RACGP Queensland Tour Boosts Rural GP Training

Royal Australian College of GPs

Rural training opportunities for GPs will be showcased this week as the Royal Australian College of General Practitioners tours the Darling Downs and South Burnett in an effort to encourage more registrars to live and work in key communities.

The RACGP tour will gather local knowledge from GPs and practice teams in Crows Nest, Tara, Chinchilla, Jandowae, Kingaroy, Murgon and Gympie to inform the College's training program and attract more new GPs to areas of need.

As Australia's peak body for GPs across the country, the RACGP trains four-in-five rural GPs. This year it has successfully filled 114 training places in communities that hadn't had a GP registrar for several years.

RACGP Queensland Chair Dr Cathryn Hester, who will take part in the tour, said that while this was great news, more work is needed to make sure every community can access the healthcare it needs.

"The RACGP team is looking forward to meeting local GPs and practice teams to hear about their experiences on the ground in these communities. While the College has a nationally consistent training program, our local approach to get registrars into communities is seeing results. Meeting with local practices is essential for really understanding their needs and what will work best," she said.

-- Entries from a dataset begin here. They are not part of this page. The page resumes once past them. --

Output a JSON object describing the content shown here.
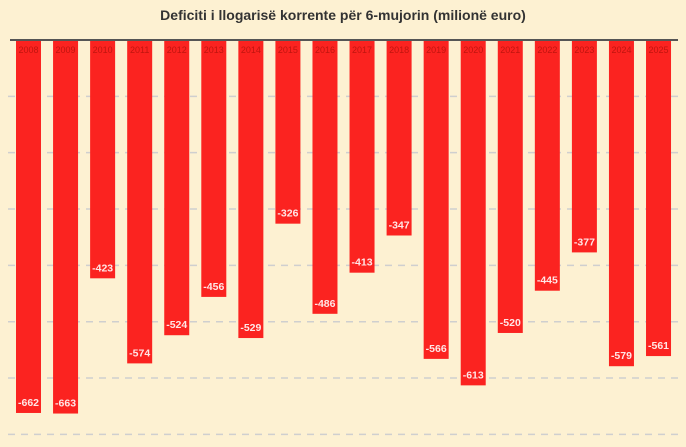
{
  "chart_data": {
    "type": "bar",
    "title": "Deficiti i llogarisë korrente për 6-mujorin (milionë euro)",
    "xlabel": "",
    "ylabel": "",
    "categories": [
      "2008",
      "2009",
      "2010",
      "2011",
      "2012",
      "2013",
      "2014",
      "2015",
      "2016",
      "2017",
      "2018",
      "2019",
      "2020",
      "2021",
      "2022",
      "2023",
      "2024",
      "2025"
    ],
    "values": [
      -662,
      -663,
      -423,
      -574,
      -524,
      -456,
      -529,
      -326,
      -486,
      -413,
      -347,
      -566,
      -613,
      -520,
      -445,
      -377,
      -579,
      -561
    ],
    "value_labels": [
      "-662",
      "-663",
      "-423",
      "-574",
      "-524",
      "-456",
      "-529",
      "-326",
      "-486",
      "-413",
      "-347",
      "-566",
      "-613",
      "-520",
      "-445",
      "-377",
      "-579",
      "-561"
    ],
    "ylim": [
      -700,
      0
    ],
    "gridlines": [
      -100,
      -200,
      -300,
      -400,
      -500,
      -600,
      -700
    ],
    "grid": true,
    "legend": "none",
    "colors": {
      "bar": "#fb2320",
      "background": "#fdf1d2",
      "grid": "#cfcfcf",
      "axis": "#555555",
      "label": "#ffe6e6",
      "tick": "#c0150f"
    }
  }
}
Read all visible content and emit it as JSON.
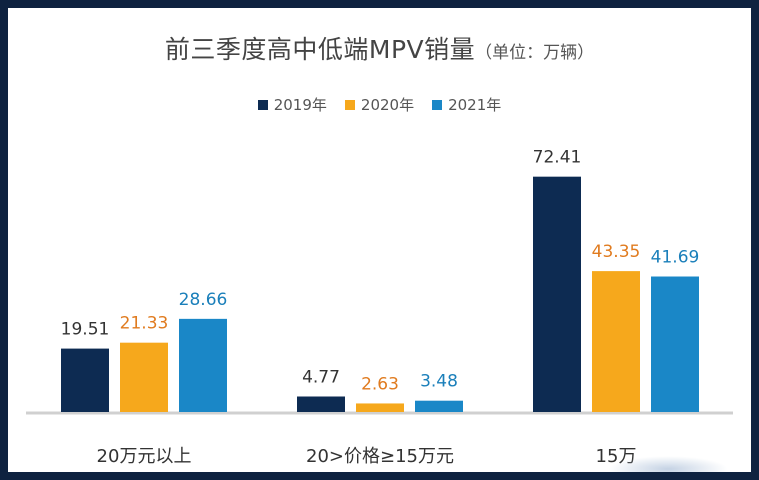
{
  "chart_data": {
    "type": "bar",
    "title": "前三季度高中低端MPV销量",
    "subtitle": "（单位：万辆）",
    "categories": [
      "20万元以上",
      "20>价格≥15万元",
      "15万"
    ],
    "series": [
      {
        "name": "2019年",
        "values": [
          19.51,
          4.77,
          72.41
        ],
        "color": "#0d2b52",
        "label_color": "#333333"
      },
      {
        "name": "2020年",
        "values": [
          21.33,
          2.63,
          43.35
        ],
        "color": "#f6a81c",
        "label_color": "#e07b1f"
      },
      {
        "name": "2021年",
        "values": [
          28.66,
          3.48,
          41.69
        ],
        "color": "#1a87c7",
        "label_color": "#1a7fba"
      }
    ],
    "value_labels": [
      [
        "19.51",
        "4.77",
        "72.41"
      ],
      [
        "21.33",
        "2.63",
        "43.35"
      ],
      [
        "28.66",
        "3.48",
        "41.69"
      ]
    ],
    "ylim": [
      0,
      80
    ],
    "grid": false,
    "legend_position": "top-center"
  }
}
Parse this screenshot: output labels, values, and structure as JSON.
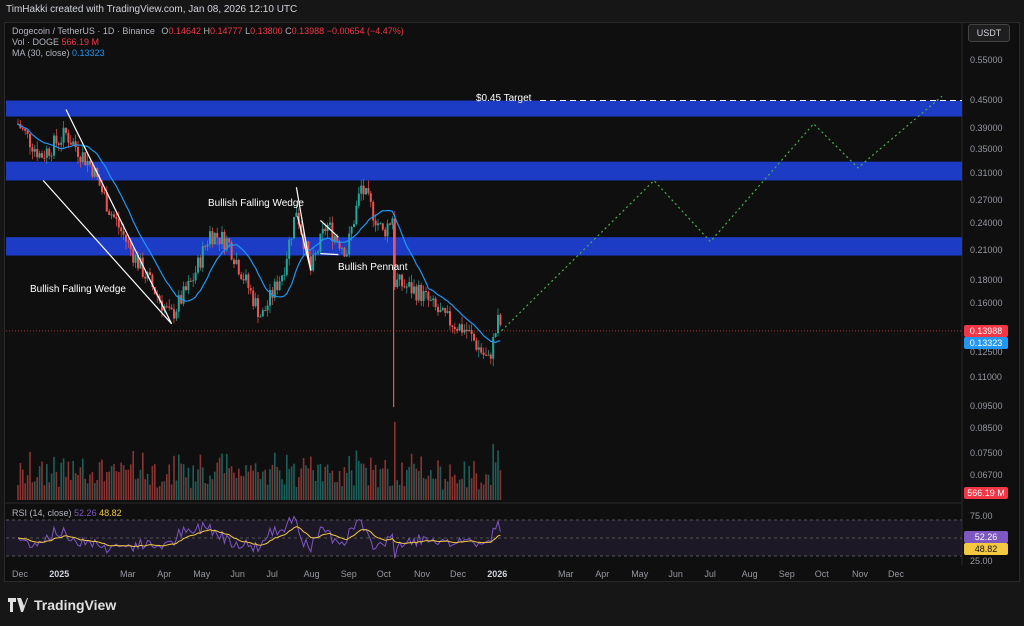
{
  "credit": "TimHakki created with TradingView.com, Jan 08, 2026 12:10 UTC",
  "legend": {
    "symbol": "Dogecoin / TetherUS · 1D · Binance",
    "ohlc": {
      "O": "0.14642",
      "H": "0.14777",
      "L": "0.13800",
      "C": "0.13988",
      "change": "−0.00654 (−4.47%)"
    },
    "ohlc_labels": {
      "O": "O",
      "H": "H",
      "L": "L",
      "C": "C"
    },
    "vol_label": "Vol · DOGE",
    "vol_value": "566.19 M",
    "ma_label": "MA (30, close)",
    "ma_value": "0.13323"
  },
  "currency_button": "USDT",
  "price_axis": [
    "0.55000",
    "0.45000",
    "0.39000",
    "0.35000",
    "0.31000",
    "0.27000",
    "0.24000",
    "0.21000",
    "0.18000",
    "0.16000",
    "0.12500",
    "0.11000",
    "0.09500",
    "0.08500",
    "0.07500",
    "0.06700"
  ],
  "badges": {
    "last_price": "0.13988",
    "ma": "0.13323",
    "volume": "566.19 M",
    "rsi1": "52.26",
    "rsi2": "48.82"
  },
  "rsi_axis": [
    "75.00",
    "25.00"
  ],
  "rsi_legend": {
    "label": "RSI (14, close)",
    "v1": "52.26",
    "v2": "48.82"
  },
  "time_axis": [
    "Dec",
    "2025",
    "Mar",
    "Apr",
    "May",
    "Jun",
    "Jul",
    "Aug",
    "Sep",
    "Oct",
    "Nov",
    "Dec",
    "2026",
    "Mar",
    "Apr",
    "May",
    "Jun",
    "Jul",
    "Aug",
    "Sep",
    "Oct",
    "Nov",
    "Dec"
  ],
  "annotations": {
    "target": "$0.45 Target",
    "wedge1": "Bullish Falling Wedge",
    "wedge2": "Bullish Falling Wedge",
    "pennant": "Bullish Pennant"
  },
  "brand": "TradingView",
  "colors": {
    "up": "#26a69a",
    "down": "#ef5350",
    "zone": "#1e3fd0",
    "ma": "#2196f3",
    "projection": "#4caf50",
    "rsi": "#7e57c2",
    "rsi_ma": "#f5c842",
    "bg": "#0f0f0f"
  },
  "chart_data": {
    "type": "candlestick",
    "title": "Dogecoin / TetherUS · 1D · Binance",
    "y_scale": "log",
    "ylim": [
      0.06,
      0.6
    ],
    "x": [
      "2024-12",
      "2025-01",
      "2025-02",
      "2025-03",
      "2025-04",
      "2025-05",
      "2025-06",
      "2025-07",
      "2025-08",
      "2025-09",
      "2025-10",
      "2025-11",
      "2025-12",
      "2026-01"
    ],
    "series": [
      {
        "name": "Close",
        "values": [
          0.4,
          0.36,
          0.25,
          0.19,
          0.16,
          0.23,
          0.17,
          0.22,
          0.22,
          0.24,
          0.19,
          0.15,
          0.13,
          0.14
        ]
      },
      {
        "name": "MA (30, close)",
        "values": [
          0.38,
          0.37,
          0.29,
          0.21,
          0.17,
          0.2,
          0.19,
          0.2,
          0.22,
          0.24,
          0.21,
          0.16,
          0.14,
          0.133
        ]
      }
    ],
    "zones": [
      [
        0.415,
        0.45
      ],
      [
        0.3,
        0.33
      ],
      [
        0.205,
        0.225
      ]
    ],
    "projection": [
      {
        "x": "2026-01-08",
        "y": 0.14
      },
      {
        "x": "2026-05-15",
        "y": 0.3
      },
      {
        "x": "2026-07-01",
        "y": 0.22
      },
      {
        "x": "2026-09-25",
        "y": 0.4
      },
      {
        "x": "2026-11-01",
        "y": 0.32
      },
      {
        "x": "2027-01-10",
        "y": 0.46
      }
    ],
    "target_level": 0.45,
    "rsi": {
      "ylim": [
        25,
        75
      ],
      "last": 52.26,
      "ma_last": 48.82
    }
  }
}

"The Darling Downs and South Burnett are beautiful parts of our state, and it's critical that governments invest today in training the future GP workforce to ensure these communities have a strong general practice workforce to meet their needs. Every person, and every community needs a GP."

RACGP President Dr Nicole Higgins, who practices in Mackay, said government investment in building a strong general practice workforce is essential for every corner of the state.

"Queensland has the most geographically dispersed population in the country. GPs help people live healthier, stay in their communities, and reduce pressure on our hospitals," she said.

"We've had great success getting GPs training in rural Queensland with incentives targeted to community needs. But we know there is more work to be done. The RACGP is responsible for training 90% of Australia's GPs, including four out of 5 rural GPs, we know what's needed to boost GP workforce.

"It takes over 10 years to train a GP, so we need to work now to boost the general practice workforce.

"This is why we're calling on the Federal Government to fund incentives and subsidised training for registrars in the next Federal Budget, to get enough GPs in every community. Being a GP is a rich and rewarding career, but the workforce has been hamstrung by decades of underfunding. This investment will help remove the main barriers to GP training."

In its pre-Budget Submission 2024-25, the RACGP is calling for:

  • Funding for paid parental and study leave for GP registrars and an incentive payment to ensure they're paid the same as registrars working in hospitals.

  • Funding to subsidise the training for 1,100 international and local doctors to become specialist GPs in regional and rural Australia, to get more GPs into communities in need.